Als Yaxel Lendeborg 13 Jahre alt war, stand er mit seinen Freunden auf der Couch und verteidigte leidenschaftlich Kyrie Irving gegen Steph Curry. Der Cavaliers-Fan konnte damals nicht verstehen, wie man den Warriors-Star besser finden konnte als seinen Lieblingsspieler. Das war 2016, mitten in der hitzigen Rivalität zwischen Cleveland und Golden State.
Zehn Jahre später sitzt Lendeborg in Brooklyn auf einem Podium, trägt eine Warriors-Mütze und erzählt diese Geschichte. Die Golden State Warriors hatten ihn gerade mit dem elften Pick des Drafts ausgewählt. Der 23-jährige Flügelspieler von der University of Michigan wird Curry ab sofort Kollege sein. "Es ist ein voller Kreis", sagte Lendeborg. "Jetzt kann ich tatsächlich im selben Team spielen, von ihm lernen. Das bedeutet mir viel. Er ist ein sehr großartiger Mensch, eine echte Person. Es wird eine Ehre sein, das zu beobachten, was er jeden Tag macht."
Lendeborg hatte die Gelegenheit, Curry schon kennenzulernen. Im April besuchte er ein Play-In-Spiel zwischen den Warriors und den LA Clippers. In der darauffolgenden Woche trainierte er persönlich mit Golden State vor dem Draft. Beim Gespräch mit Curry kam die alte Geschichte zur Sprache. Das Eis war schnell gebrochen.

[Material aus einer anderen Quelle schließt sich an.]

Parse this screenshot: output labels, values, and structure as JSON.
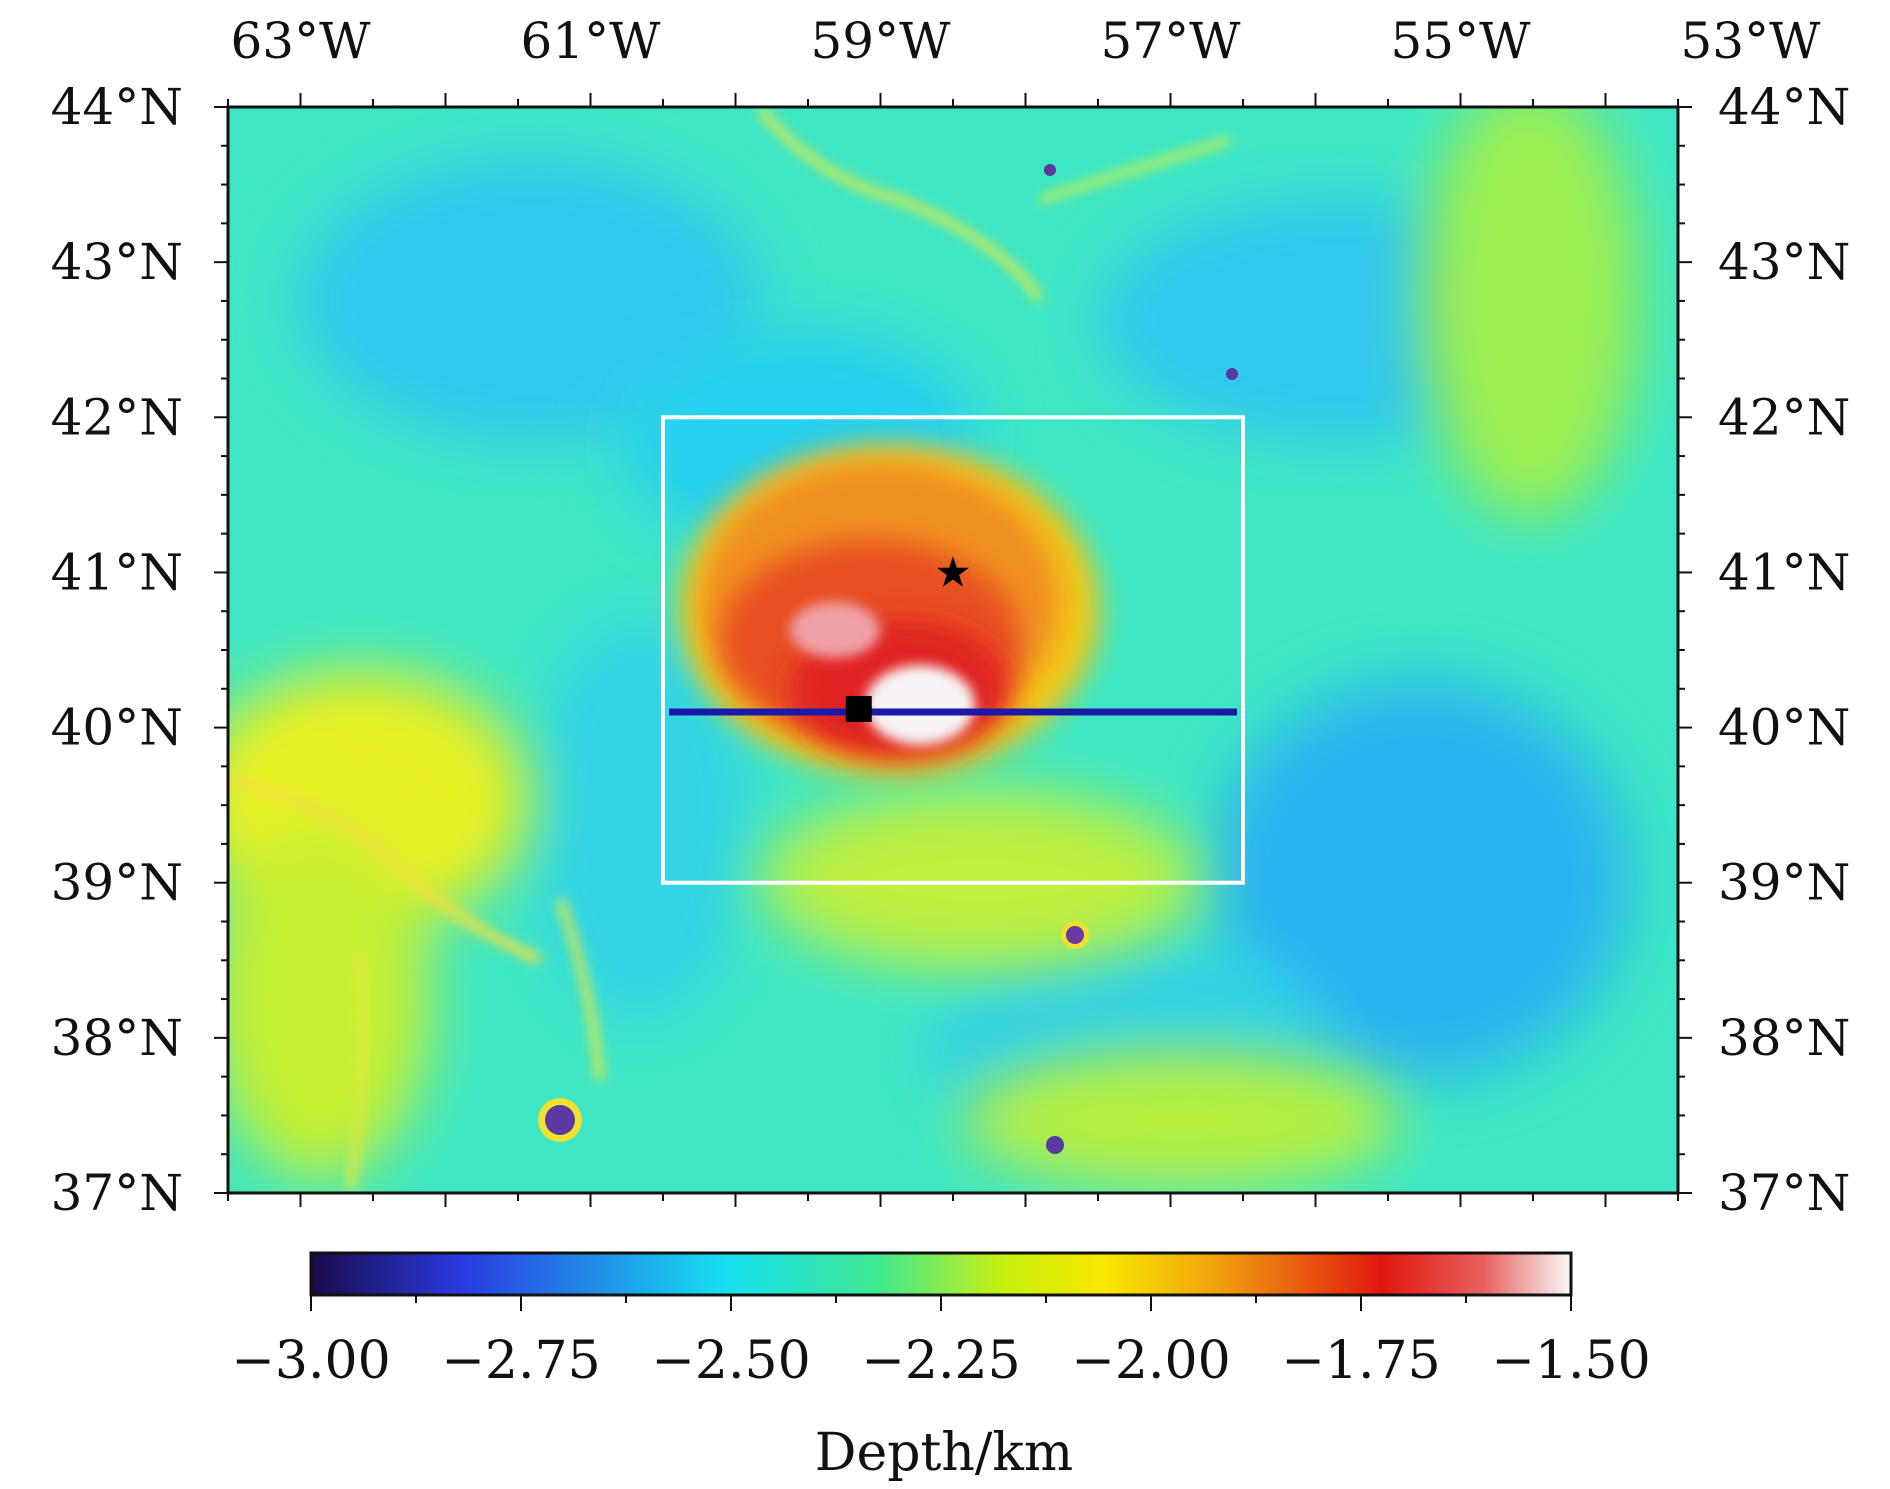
{
  "map": {
    "lon_range_deg": [
      -63.5,
      -53.5
    ],
    "lat_range_deg": [
      37,
      44
    ],
    "top_lon_labels": [
      "63°W",
      "61°W",
      "59°W",
      "57°W",
      "55°W",
      "53°W"
    ],
    "top_lon_values": [
      -63,
      -61,
      -59,
      -57,
      -55,
      -53
    ],
    "lat_labels": [
      "44°N",
      "43°N",
      "42°N",
      "41°N",
      "40°N",
      "39°N",
      "38°N",
      "37°N"
    ],
    "lat_values": [
      44,
      43,
      42,
      41,
      40,
      39,
      38,
      37
    ],
    "study_box": {
      "lon_min": -60.5,
      "lon_max": -56.5,
      "lat_min": 39,
      "lat_max": 42,
      "color": "#ffffff"
    },
    "profile_line": {
      "lat": 40.1,
      "lon_start": -60.5,
      "lon_end": -56.5,
      "color": "#1a1aa6"
    },
    "star_marker": {
      "lon": -58.5,
      "lat": 41.0,
      "symbol": "★",
      "name": "star"
    },
    "square_marker": {
      "lon": -59.15,
      "lat": 40.12,
      "name": "square"
    }
  },
  "colorbar": {
    "title": "Depth/km",
    "min": -3.0,
    "max": -1.5,
    "tick_labels": [
      "−3.00",
      "−2.75",
      "−2.50",
      "−2.25",
      "−2.00",
      "−1.75",
      "−1.50"
    ],
    "tick_values": [
      -3.0,
      -2.75,
      -2.5,
      -2.25,
      -2.0,
      -1.75,
      -1.5
    ],
    "colors": [
      "#1a0a4a",
      "#2a3ae0",
      "#18c8f0",
      "#20e8d8",
      "#40e880",
      "#b8f020",
      "#f8f000",
      "#f09010",
      "#e02818",
      "#e03030",
      "#f8f8f8"
    ]
  }
}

Daneben freut sich Lendeborg auf die Zusammenarbeit mit Draymond Green im Frontcourt. Da musste er allerdings einen kleinen Seitenhieb landen. Green stammt von der Michigan State University. "Ich bin nicht besonders ein Fan davon", sagte Lendeborg mit einem Grinsen. "Aber ich freue mich wirklich darauf, ihn persönlich zu treffen und alles von ihm zu lernen."
Lendeborg war nicht immer das sichere Top-Pick-Profil. Im vergangenen Sommer testete er den Draft, entschied sich dann aber, zurück an die University of Alabama in Birmingham zu gehen. Er wechselte zu Michigan und lieferte sofort ab. 15,1 Punkte, 6,8 Rebounds, 3,3 Assists im Schnitt. Er schoss 59 Prozent aus dem Feld. Am Ende wurde er Big Ten Player of the Year und führte Michigan zur nationalen Meisterschaft. Von da an war klar: Das ist kein Flüchtigkeitstalent, das könnte in der NBA sofort spielen.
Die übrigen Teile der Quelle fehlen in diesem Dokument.